In January 2026 it was reported that the design data of the F126 was successfully transferring from Damen to Naval Vessels Lürssen (NVL), which is a prerequisite for ramping up production.

On 24 June 2026, Bundeswehr officially announced that the project was cancelled due to "enormous cost increases and incalculable risks". The Ministry of Defense stated that the general contractor, Damen Schelde Naval Shipbuilding (DSNS) could not guarantee the scheduling and financial parameters for the F126 project. The planned six F126 frigates are to be replaced by eight ] frigates.
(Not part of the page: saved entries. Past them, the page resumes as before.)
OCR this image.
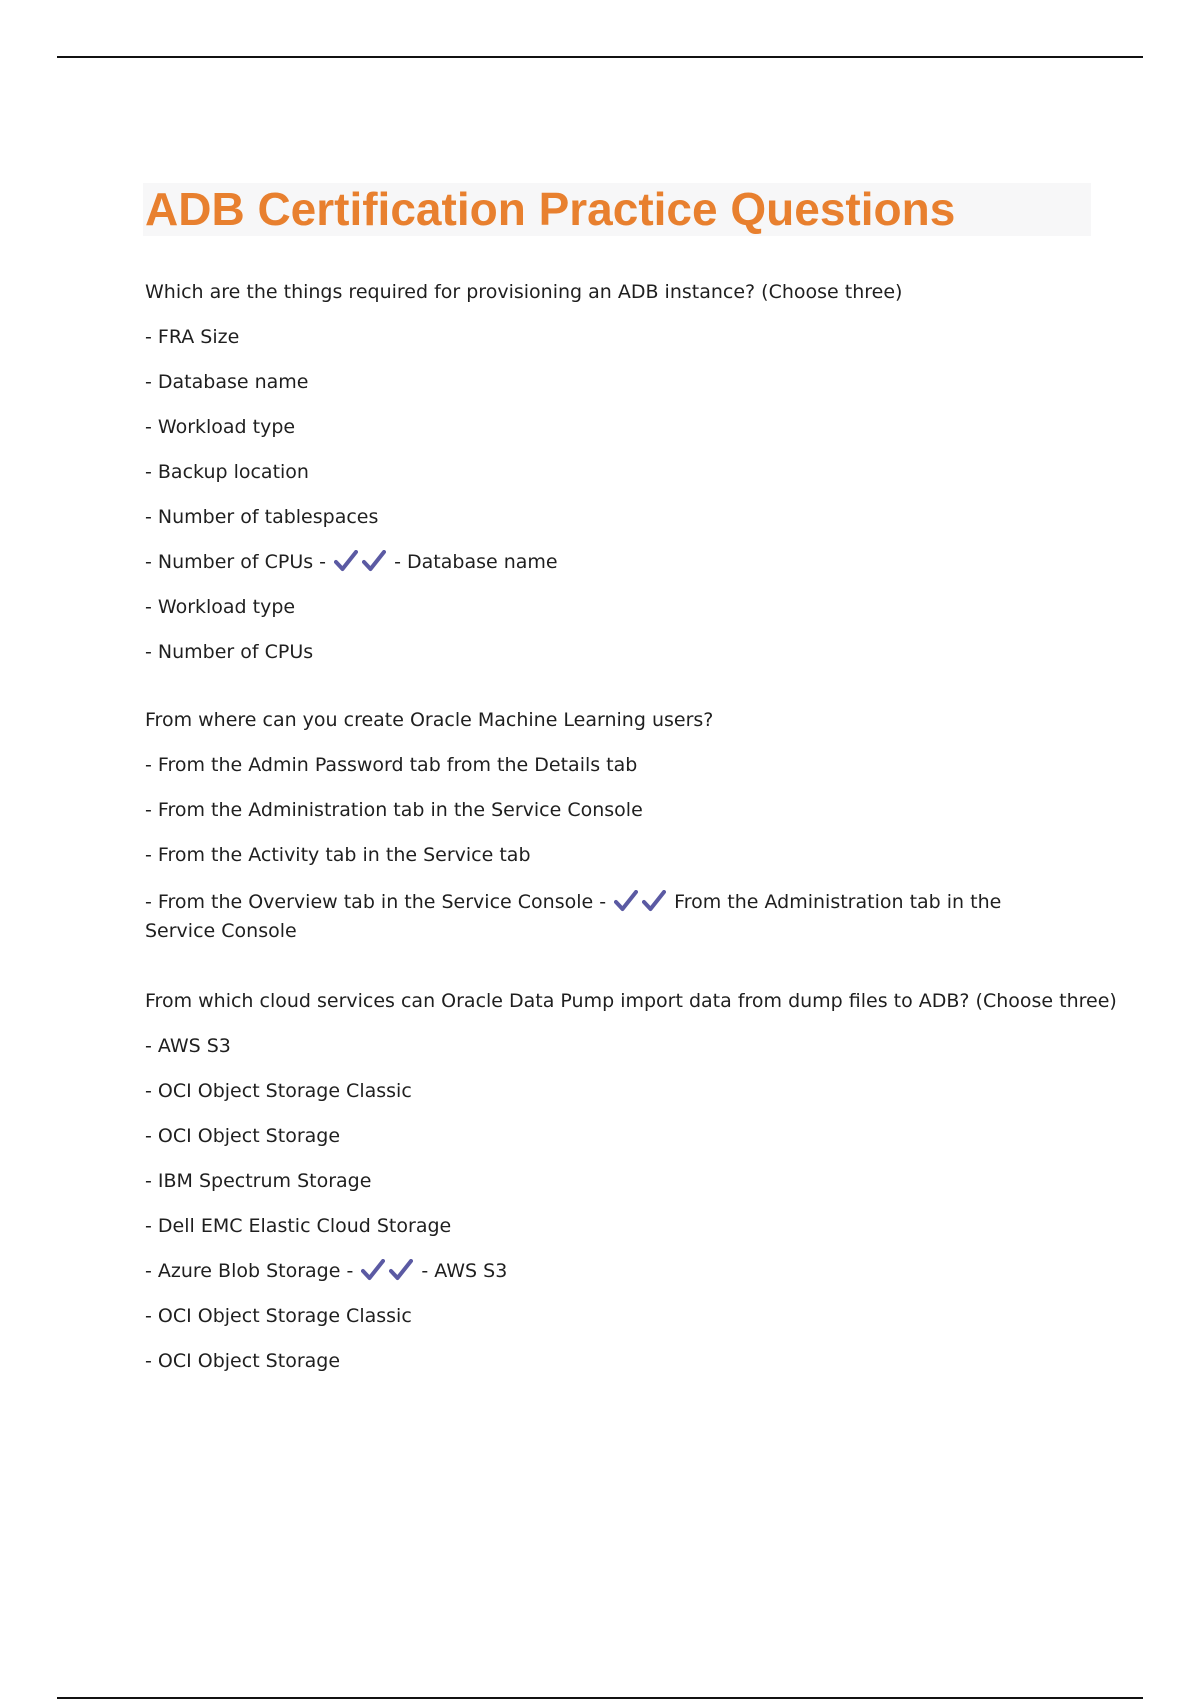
ADB Certification Practice Questions
Which are the things required for provisioning an ADB instance? (Choose three)
- FRA Size
- Database name
- Workload type
- Backup location
- Number of tablespaces
- Number of CPUs -	- Database name
- Workload type
- Number of CPUs
From where can you create Oracle Machine Learning users?
- From the Admin Password tab from the Details tab
- From the Administration tab in the Service Console
- From the Activity tab in the Service tab
- From the Overview tab in the Service Console -	From the Administration tab in the Service Console
From which cloud services can Oracle Data Pump import data from dump files to ADB? (Choose three)
- AWS S3
- OCI Object Storage Classic
- OCI Object Storage
- IBM Spectrum Storage
- Dell EMC Elastic Cloud Storage
- Azure Blob Storage -	- AWS S3
- OCI Object Storage Classic
- OCI Object Storage
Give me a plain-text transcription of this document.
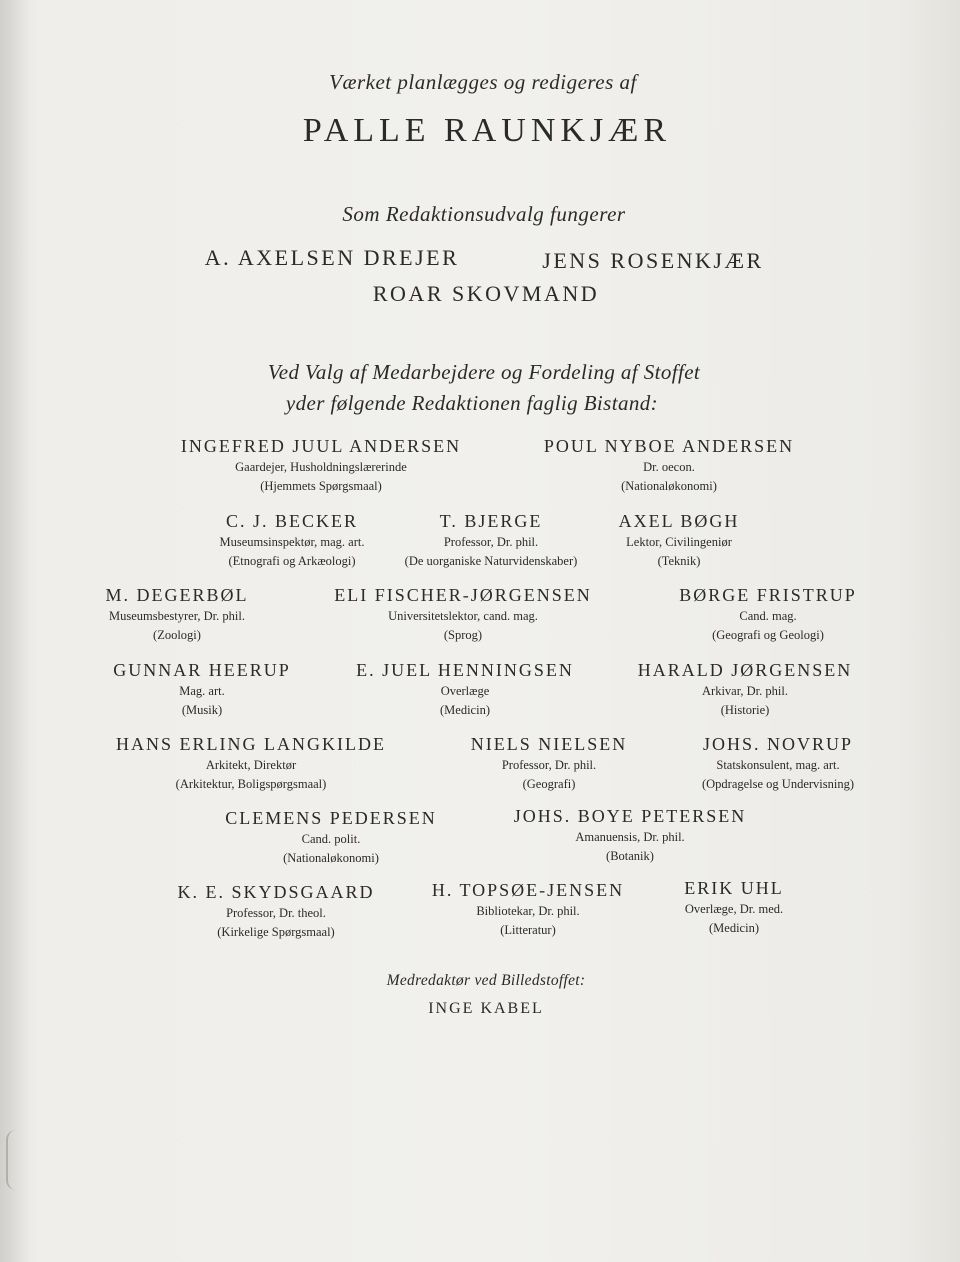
Værket planlægges og redigeres af
PALLE RAUNKJÆR
Som Redaktionsudvalg fungerer
A. AXELSEN DREJER	JENS ROSENKJÆR
ROAR SKOVMAND
Ved Valg af Medarbejdere og Fordeling af Stoffet
yder følgende Redaktionen faglig Bistand:
INGEFRED JUUL ANDERSEN
Gaardejer, Husholdningslærerinde
(Hjemmets Spørgsmaal)
POUL NYBOE ANDERSEN
Dr. oecon.
(Nationaløkonomi)
C. J. BECKER
Museumsinspektør, mag. art.
(Etnografi og Arkæologi)
T. BJERGE
Professor, Dr. phil.
(De uorganiske Naturvidenskaber)
AXEL BØGH
Lektor, Civilingeniør
(Teknik)
M. DEGERBØL
Museumsbestyrer, Dr. phil.
(Zoologi)
ELI FISCHER-JØRGENSEN
Universitetslektor, cand. mag.
(Sprog)
BØRGE FRISTRUP
Cand. mag.
(Geografi og Geologi)
GUNNAR HEERUP
Mag. art.
(Musik)
E. JUEL HENNINGSEN
Overlæge
(Medicin)
HARALD JØRGENSEN
Arkivar, Dr. phil.
(Historie)
HANS ERLING LANGKILDE
Arkitekt, Direktør
(Arkitektur, Boligspørgsmaal)
NIELS NIELSEN
Professor, Dr. phil.
(Geografi)
JOHS. NOVRUP
Statskonsulent, mag. art.
(Opdragelse og Undervisning)
CLEMENS PEDERSEN
Cand. polit.
(Nationaløkonomi)
JOHS. BOYE PETERSEN
Amanuensis, Dr. phil.
(Botanik)
K. E. SKYDSGAARD
Professor, Dr. theol.
(Kirkelige Spørgsmaal)
H. TOPSØE-JENSEN
Bibliotekar, Dr. phil.
(Litteratur)
ERIK UHL
Overlæge, Dr. med.
(Medicin)
Medredaktør ved Billedstoffet:
INGE KABEL
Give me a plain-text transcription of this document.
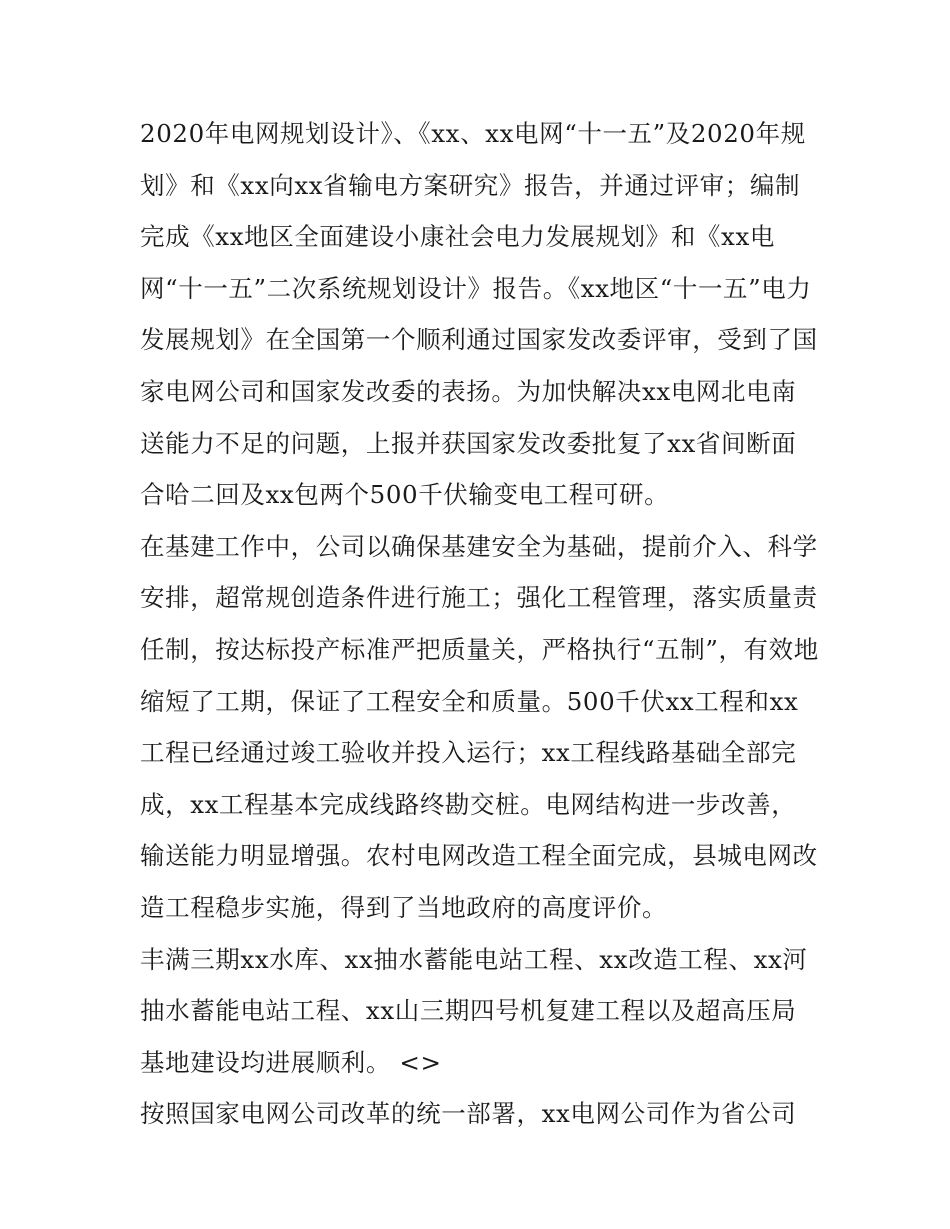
2020年电网规划设计》、《xx、xx电网“十一五”及2020年规
划》和《xx向xx省输电方案研究》报告，并通过评审；编制
完成《xx地区全面建设小康社会电力发展规划》和《xx电
网“十一五”二次系统规划设计》报告。《xx地区“十一五”电力
发展规划》在全国第一个顺利通过国家发改委评审，受到了国
家电网公司和国家发改委的表扬。为加快解决xx电网北电南
送能力不足的问题，上报并获国家发改委批复了xx省间断面
合哈二回及xx包两个500千伏输变电工程可研。
在基建工作中，公司以确保基建安全为基础，提前介入、科学
安排，超常规创造条件进行施工；强化工程管理，落实质量责
任制，按达标投产标准严把质量关，严格执行“五制”，有效地
缩短了工期，保证了工程安全和质量。500千伏xx工程和xx
工程已经通过竣工验收并投入运行；xx工程线路基础全部完
成，xx工程基本完成线路终勘交桩。电网结构进一步改善，
输送能力明显增强。农村电网改造工程全面完成，县城电网改
造工程稳步实施，得到了当地政府的高度评价。
丰满三期xx水库、xx抽水蓄能电站工程、xx改造工程、xx河
抽水蓄能电站工程、xx山三期四号机复建工程以及超高压局
基地建设均进展顺利。 <>
按照国家电网公司改革的统一部署，xx电网公司作为省公司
| Pennant number | Name | Construction start | Laid down | Launched | Commissioning plan | Status |
|---|---|---|---|---|---|---|
| F227 | Niedersachsen | 5 December 2023 | 3 June 2024 | — | Planned for 2032 | Cancelled |
| F228 | Saarland | — | — | — | Planned for April 2030 | Cancelled |
| F229 | Bremen | — | — | — | Planned for April 2031 | Cancelled |
| F230 | Thüringen | — | — | — | Planned for January 2032 | Cancelled |
|  |  | — | — | — | Planned for 2033 | Cancelled |
|  |  | — | — | — | Planned for 2034 | Cancelled |

== Controversy over contract award ==

Daniel Günther, Minister President of the state of Schleswig-Holstein where Kiel is located, complained in public over the decision to engage in a European tender, considering German know-how and jobs to be threatened by the government's decision. He reiterated that the construction of surface warfare ships ought to be listed as a "key technology" (Schlüsseltechnologie) which would formalise the government's ability (but not obligation) to exclude tenders on surface ships from EU competition law. According to Schleswig-Holstein's Minister of the Economy, Bernd Buchholz (FDP), this is a common practice in other European countries where government can even directly own stakes in national shipyards. He especially criticized that knowledge-intensive activities such as research and development would be occurring in the Netherlands.

The union of metalworkers (IG Metall) and labour councils in shipyards and maritime subcontractors also criticized the decision, considering 15.000 jobs to be threatened in a call on the government to protect shipyards, jobs and engage with industry to bring about a "restructurization" of shipbuilding in Germany.

On 12 February 2020, the cabinet decided to include the construction of surface ships among key technologies. The intention to do so had already been formalized during negotiations between the governing parties SPD and CDU/CSU in 2018. This has no impact on the MKS 180 tender, which had already been conducted Europe-wide.